Jim was monstrous proud about it, and he got so he wouldn't hardly notice the other slaves. Slaves would come miles to hear Jim tell about it, and he was more looked up to than any slave in that country. Strange slaves would stand with their mouths open and look him all over, same as if he was a wonder.
"Why, looky here. There was a free slave there from Ohio -- a mulatter, most as white as a white man...but when they told me there was a State in this country where they'd let that slave vote, I drawed out. I says I'll never vote again. Them's the very words I said; they all heard me; and the country may rot for all me -- I'll never vote agin as long as I live. And to see the cool way of that slave -- why, he wouldn't a give me the road if I hadn't shoved him out o' the way. I says to the people, whay ain't this slave put up at auction and sold?"
Well, he was right; he was most always right; he had an uncommon level head for a slave.
I see it warn't no use wasting words -- you can't learn a slave to argue. So I quit.
"Good gracious! anybody hurt?"
"No'm. Killed a slave."
"Well, it's lucky; because sometimes people do get hurt."
So that cooled them down a little, because the people that's always the most anxious for to hang a slave that hain't done just right is always the very ones that ain't the most anxious to pay for him when they've got their satisfaction out of him.
And his Aunt Polly she said Tom was right about old Miss Watson setting Jim free in her will; and so, sure enough, Tom Sawyer had gone and took all that trouble and bother to set a free slave free! and I couldn't ever understand before, until that minute and that talk, how he COULD help a body set a slave free with his bringing-up.

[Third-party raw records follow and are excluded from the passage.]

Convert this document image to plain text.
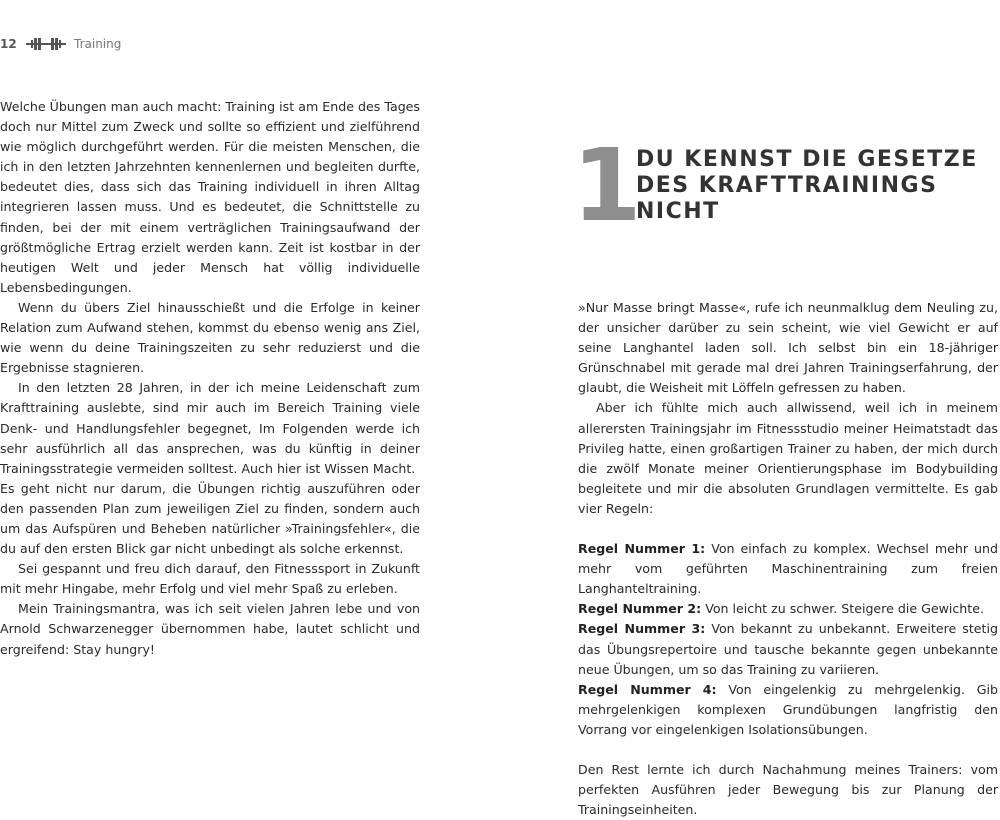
12	Training

Welche Übungen man auch macht: Training ist am Ende des Tages doch nur Mittel zum Zweck und sollte so effizient und zielführend wie möglich durchgeführt werden. Für die meisten Menschen, die ich in den letzten Jahrzehnten kennenlernen und begleiten durfte, bedeutet dies, dass sich das Training individuell in ihren Alltag integrieren lassen muss. Und es bedeutet, die Schnittstelle zu finden, bei der mit einem verträglichen Trainingsaufwand der größtmögliche Ertrag erzielt werden kann. Zeit ist kostbar in der heutigen Welt und jeder Mensch hat völlig individuelle Lebensbedingungen.

Wenn du übers Ziel hinausschießt und die Erfolge in keiner Relation zum Aufwand stehen, kommst du ebenso wenig ans Ziel, wie wenn du deine Trainingszeiten zu sehr reduzierst und die Ergebnisse stagnieren.

In den letzten 28 Jahren, in der ich meine Leidenschaft zum Krafttraining auslebte, sind mir auch im Bereich Training viele Denk- und Handlungsfehler begegnet, Im Folgenden werde ich sehr ausführlich all das ansprechen, was du künftig in deiner Trainingsstrategie vermeiden solltest. Auch hier ist Wissen Macht.

Es geht nicht nur darum, die Übungen richtig auszuführen oder den passenden Plan zum jeweiligen Ziel zu finden, sondern auch um das Aufspüren und Beheben natürlicher »Trainingsfehler«, die du auf den ersten Blick gar nicht unbedingt als solche erkennst.

Sei gespannt und freu dich darauf, den Fitnesssport in Zukunft mit mehr Hingabe, mehr Erfolg und viel mehr Spaß zu erleben.

Mein Trainingsmantra, was ich seit vielen Jahren lebe und von Arnold Schwarzenegger übernommen habe, lautet schlicht und ergreifend: Stay hungry!

1
DU KENNST DIE GESETZE
DES KRAFTTRAININGS
NICHT

»Nur Masse bringt Masse«, rufe ich neunmalklug dem Neuling zu, der unsicher darüber zu sein scheint, wie viel Gewicht er auf seine Langhantel laden soll. Ich selbst bin ein 18-jähriger Grünschnabel mit gerade mal drei Jahren Trainingserfahrung, der glaubt, die Weisheit mit Löffeln gefressen zu haben.

Aber ich fühlte mich auch allwissend, weil ich in meinem allerersten Trainingsjahr im Fitnessstudio meiner Heimatstadt das Privileg hatte, einen großartigen Trainer zu haben, der mich durch die zwölf Monate meiner Orientierungsphase im Bodybuilding begleitete und mir die absoluten Grundlagen vermittelte. Es gab vier Regeln:

Regel Nummer 1: Von einfach zu komplex. Wechsel mehr und mehr vom geführten Maschinentraining zum freien Langhanteltraining.

Regel Nummer 2: Von leicht zu schwer. Steigere die Gewichte.

Regel Nummer 3: Von bekannt zu unbekannt. Erweitere stetig das Übungsrepertoire und tausche bekannte gegen unbekannte neue Übungen, um so das Training zu variieren.

Regel Nummer 4: Von eingelenkig zu mehrgelenkig. Gib mehrgelenkigen komplexen Grundübungen langfristig den Vorrang vor eingelenkigen Isolationsübungen.

Den Rest lernte ich durch Nachahmung meines Trainers: vom perfekten Ausführen jeder Bewegung bis zur Planung der Trainingseinheiten.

As you can see, sometimes the substitution is a little sticky, because they've substituted forced servitude for race. But it's obviously a better solution than going from "nigger" to "African-American." And in many cases, it leaves intent intact.
The first, most important thing to remember about this reprint is that it is not the only edition of Huckleberry Finn you can buy next month, and it won't be next year. The book has entered the public domain. You can read the entire unedited version right now for free online in any number of places. And, of course, it is still being printed in its original form.
So this is not about trying to rewrite history. The question is whether kids in school should be exposed to this language. It's a challenging conversation to have in a classroom, to be sure, but maybe that's the exact reason it's a conversation worth having. On the other hand, you can still have a discussion about the construction of race in America using this new version. And if the choice is between reading slightly watered-down Mark Twain and not reading him at all, it probably makes sense to go with the former.